Former Rolling Stones bassist Bill Wyman compared his approach to that of his onetime bandmate Ronnie Wood, and revealed how they used to laugh about the differences. Wyman, who quit the band in 1992, is the subject of a new documentary movie, The Quiet One, which is in theaters now.

Asked if he still found it difficult to listen to songs with “busy” bass lines, Wyman told Variety“Yeah, Ronnie Wood’s like that. When Ronnie used to sit in for me, if I had the flu or something, he’d do something on a Stones song, and then when I’d come in feeling better, he’d say, ‘Have a listen to my bass line,’ and I used to say, ‘Ronnie, that’s not bass playing — you’re playing guitar again! There’s no bottom in the song.’ We would laugh about it.”

He added that he didn’t regard himself as an “incredible” bassist. “I’m very efficient and I do my job very well and I’m not noticed, and that’s the way it should be,” he argued, adding that Stones drummer Charlie Watts had a similar approach. “Charlie has the smallest drum kit of any rock star. … And he’s so widely admired by every other drummer. And I’ve seen drummers with 40-, 50-piece drum kits – they’re ridiculous. But Charlie just plays very basic and very simple on the simplest kit. He sounds good on it, and that’s the way I was … I hope!”

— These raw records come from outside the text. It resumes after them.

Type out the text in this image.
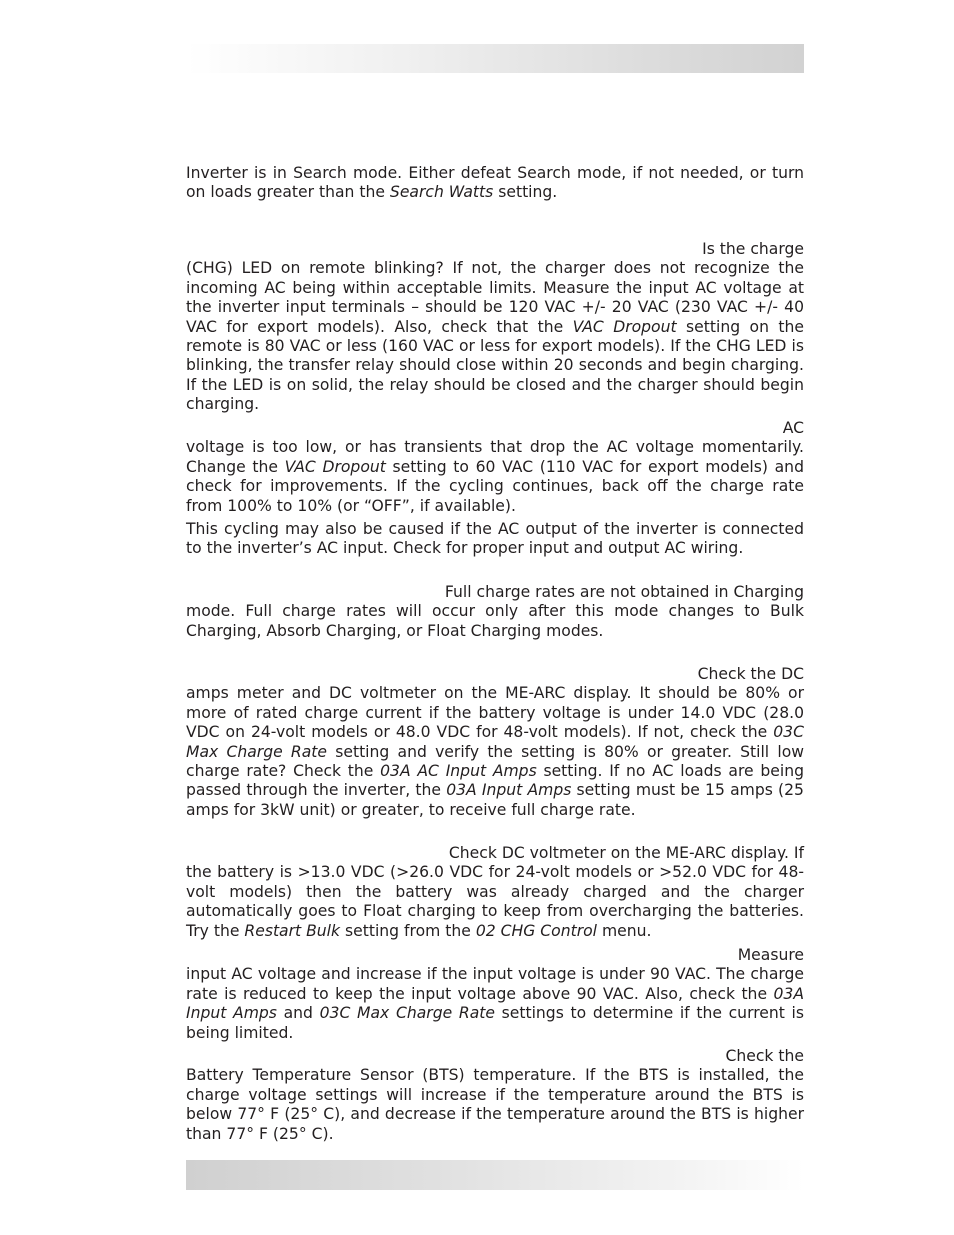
Inverter is in Search mode. Either defeat Search mode, if not needed, or turn on loads greater than the Search Watts setting.

Is the charge
(CHG) LED on remote blinking? If not, the charger does not recognize the incoming AC being within acceptable limits. Measure the input AC voltage at the inverter input terminals – should be 120 VAC +/- 20 VAC (230 VAC +/- 40 VAC for export models). Also, check that the VAC Dropout setting on the remote is 80 VAC or less (160 VAC or less for export models). If the CHG LED is blinking, the transfer relay should close within 20 seconds and begin charging. If the LED is on solid, the relay should be closed and the charger should begin charging.

AC
voltage is too low, or has transients that drop the AC voltage momentarily. Change the VAC Dropout setting to 60 VAC (110 VAC for export models) and check for improvements. If the cycling continues, back off the charge rate from 100% to 10% (or “OFF”, if available).

This cycling may also be caused if the AC output of the inverter is connected to the inverter’s AC input. Check for proper input and output AC wiring.

Full charge rates are not obtained in Charging
mode. Full charge rates will occur only after this mode changes to Bulk Charging, Absorb Charging, or Float Charging modes.

Check the DC
amps meter and DC voltmeter on the ME-ARC display. It should be 80% or more of rated charge current if the battery voltage is under 14.0 VDC (28.0 VDC on 24-volt models or 48.0 VDC for 48-volt models). If not, check the 03C Max Charge Rate setting and verify the setting is 80% or greater. Still low charge rate? Check the 03A AC Input Amps setting. If no AC loads are being passed through the inverter, the 03A Input Amps setting must be 15 amps (25 amps for 3kW unit) or greater, to receive full charge rate.

Check DC voltmeter on the ME-ARC display. If
the battery is >13.0 VDC (>26.0 VDC for 24-volt models or >52.0 VDC for 48-volt models) then the battery was already charged and the charger automatically goes to Float charging to keep from overcharging the batteries. Try the Restart Bulk setting from the 02 CHG Control menu.

Measure
input AC voltage and increase if the input voltage is under 90 VAC. The charge rate is reduced to keep the input voltage above 90 VAC. Also, check the 03A Input Amps and 03C Max Charge Rate settings to determine if the current is being limited.

Check the
Battery Temperature Sensor (BTS) temperature. If the BTS is installed, the charge voltage settings will increase if the temperature around the BTS is below 77° F (25° C), and decrease if the temperature around the BTS is higher than 77° F (25° C).
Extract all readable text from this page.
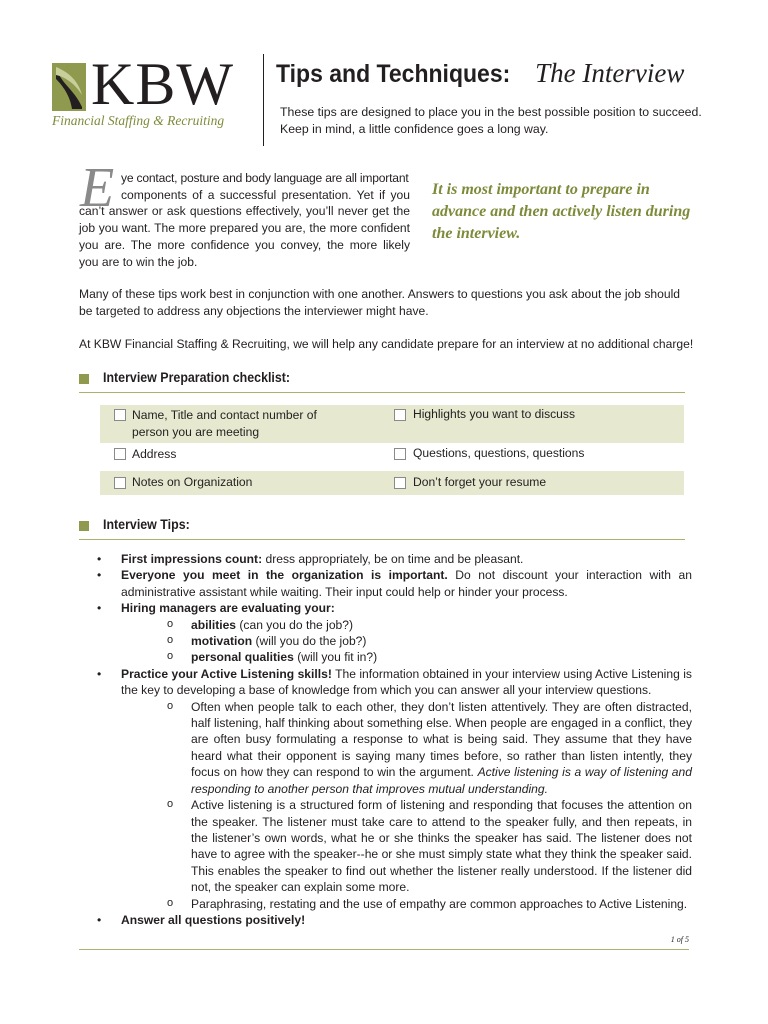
KBW
Financial Staffing & Recruiting
Tips and Techniques: The Interview
These tips are designed to place you in the best possible position to succeed. Keep in mind, a little confidence goes a long way.
E ye contact, posture and body language are all important

components of a successful presentation. Yet if you can’t answer or ask questions effectively, you’ll never get the job you want. The more prepared you are, the more confident you are. The more confidence you convey, the more likely you are to win the job.

It is most important to prepare in advance and then actively listen during the interview.
Many of these tips work best in conjunction with one another. Answers to questions you ask about the job should be targeted to address any objections the interviewer might have.
At KBW Financial Staffing & Recruiting, we will help any candidate prepare for an interview at no additional charge!
Interview Preparation checklist:
Name, Title and contact number of person you are meeting
Highlights you want to discuss
Address	Questions, questions, questions
Notes on Organization	Don’t forget your resume
Interview Tips:
• First impressions count: dress appropriately, be on time and be pleasant.
• Everyone you meet in the organization is important. Do not discount your interaction with an administrative assistant while waiting. Their input could help or hinder your process.
• Hiring managers are evaluating your:
o abilities (can you do the job?)
o motivation (will you do the job?)
o personal qualities (will you fit in?)
• Practice your Active Listening skills! The information obtained in your interview using Active Listening is the key to developing a base of knowledge from which you can answer all your interview questions.
o Often when people talk to each other, they don’t listen attentively. They are often distracted, half listening, half thinking about something else. When people are engaged in a conflict, they are often busy formulating a response to what is being said. They assume that they have heard what their opponent is saying many times before, so rather than listen intently, they focus on how they can respond to win the argument. Active listening is a way of listening and responding to another person that improves mutual understanding.
o Active listening is a structured form of listening and responding that focuses the attention on the speaker. The listener must take care to attend to the speaker fully, and then repeats, in the listener’s own words, what he or she thinks the speaker has said. The listener does not have to agree with the speaker--he or she must simply state what they think the speaker said. This enables the speaker to find out whether the listener really understood. If the listener did not, the speaker can explain some more.
o Paraphrasing, restating and the use of empathy are common approaches to Active Listening.
• Answer all questions positively!
1 of 5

As an illustration of his basic attitude to his instrument, Wyman recalled being interviewed by Rush counterpart Geddy Lee for his book about basses. “He was nice. We had a good old chat and we enjoyed it,” he said. “But he’s all technical, talking about certain bass guitars and their serial numbers and all these amplifiers, and I know none of that. I just play bass and I play through an amplifier. I don’t care what kind of amplifier it is, as long as it sounds proper. It doesn’t matter whether it’s an Ampeg or a Vox or a Boogie. If it plays right, that’s all I need. And that’s what was confusing him! He thought it was quite amusing, actually.”

The Quiet One is so titled because Wyman had a reputation for not getting involved in Stones interviews – but he said it wasn't a deliberate move.

“Interviewers used to say to me later, when I did solo records and worked in other projects, ‘Why didn’t you ever speak when you were in the Stones?’ And I said, ‘Well, no one ever asked me.’ They always went straight to Mick [Jagger] or to Brian [Jones], or later to Keith [Richards]. Charlie and I never got questioned at press conferences and all that. We just had a cup of tea and talked about where we were going on holidays.”